As promised last week, here’s the template for the style sheet I use. Feel free to change, add, and adapt as you wish!
I find it’s a good idea to put the date I’ve updated the sheet to ensure I send the most recent one with my manuscript.
These first sections are for fiction and nonfiction
This is where I list my primary sources, such as the edition of Merriam-Webster’s and Chicago Manual of Style. I also list any dictionaries or websites that are unusual, such as the Urban Dictionary.
Use this section to lay down those parameters I mentioned last week. List such things as the Bible version you used for Scripture quotations, how you want deity pronouns addressed, and any departures from CMOS. For example, do you hate commas and only use them when you feel they can’t be avoided? Make that known. I usually point out that sentence fragments and using like as a conjunction are perfectly acceptable in fiction. And I explain my use of past perfect in fiction (don’t want hads popping up all over the place).
As with the Style Notes, use this section to pinpoint any formatting particulars the editor needs to know. For example, your treatment of headers and chapter numbers, if you have letters in your manuscript and want them indented, if you want a line space before and after callouts, how you want quotations at the beginning of chapters formatted, and so on.

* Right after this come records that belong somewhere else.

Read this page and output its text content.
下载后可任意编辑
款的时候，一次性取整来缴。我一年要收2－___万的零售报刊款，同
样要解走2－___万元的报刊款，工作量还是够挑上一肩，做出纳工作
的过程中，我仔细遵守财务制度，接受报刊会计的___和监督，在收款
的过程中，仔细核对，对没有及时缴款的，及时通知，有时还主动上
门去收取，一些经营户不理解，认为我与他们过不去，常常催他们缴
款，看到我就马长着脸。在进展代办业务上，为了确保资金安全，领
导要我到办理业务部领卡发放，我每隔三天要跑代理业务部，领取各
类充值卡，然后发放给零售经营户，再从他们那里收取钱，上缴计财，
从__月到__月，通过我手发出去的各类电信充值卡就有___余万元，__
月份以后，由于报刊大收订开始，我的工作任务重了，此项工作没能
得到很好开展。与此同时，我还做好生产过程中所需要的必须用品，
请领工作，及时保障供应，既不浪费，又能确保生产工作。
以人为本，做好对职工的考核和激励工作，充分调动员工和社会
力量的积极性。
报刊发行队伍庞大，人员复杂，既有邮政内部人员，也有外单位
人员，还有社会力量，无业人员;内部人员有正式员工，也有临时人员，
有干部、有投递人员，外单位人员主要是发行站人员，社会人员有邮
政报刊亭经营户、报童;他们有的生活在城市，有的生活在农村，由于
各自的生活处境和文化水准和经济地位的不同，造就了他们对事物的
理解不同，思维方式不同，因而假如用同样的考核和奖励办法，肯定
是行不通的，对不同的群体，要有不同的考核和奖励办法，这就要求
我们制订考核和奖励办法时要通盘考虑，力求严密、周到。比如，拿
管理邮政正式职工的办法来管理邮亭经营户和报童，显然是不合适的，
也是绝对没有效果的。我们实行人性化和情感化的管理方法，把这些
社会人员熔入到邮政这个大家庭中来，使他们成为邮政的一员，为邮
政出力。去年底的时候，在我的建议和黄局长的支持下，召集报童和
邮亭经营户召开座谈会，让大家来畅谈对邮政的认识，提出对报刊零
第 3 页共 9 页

Now, one thing to keep in mind about formatting if you’re traditionally published is that the publisher may follow your formatting ideas, and they may not. But at least they’ll know what you’re thinking.
Word List (all are verified in Mirriam-Webster’s except for those with notations otherwise)
List any and all words that you want spelled or formatted exactly as you use them. For example, I’d put here that SAR is what needs to be used, not Search and Rescue. Anyone in SAR calls it that, not Search and Rescue or S&R, as I’ve seen in other books.
If you have words you’ve created for your novels, or if you have words in your nonfiction that you created and want used as you have them (such as a phrase I often use, hunky dorky rather than hunky dorry), list them here.
Regional Word List
Same idea. List anything you want kept as you’ve used it. I put my Oregon words here, such as tad bit, crick (rather than creek), and so on.
Period/Foreign Language Word List
For words specific to the time period of your book or to a foreign language you’re using, particularly those that the editor may not be able to find in a regular dictionary. For one of my novels I had a list of Yiddish and of Spanglish words and terms. For another I listed urban jargon I’d found online and in the Urban.
You can put in a chapter-by-chapter timeline to show the progression of the story.
This handy dandy little section is for anything you want the editor to know that doesn’t fit under other headings.
The following sections are for fiction
This is the place to go more in detail if you need to. I remind the editors that there are intentional grammatical inaccuracies in dialogue, that the editor shouldn’t correct or change dialect without checking with me first, and that I absolutely do not want he said/she said or –ly adverbs added in without querying. This is also a good place to let them know of any intentional dialogue quirks for characters, such as if your foreign characters don’t use contractions.
Primary Character List
I always list these alphabetically and give the following info:
Name, role (protagonist, antagonist, etc), any family connections to other characters, physical descriptions, fears, and so on.
I always list these in order of appearance rather than alphabetically. I give the same details as with the primary characters.
Just what it says. Any details you think it will help the editor to know about places (e.g., towns, regions, buildings, streets, etc.)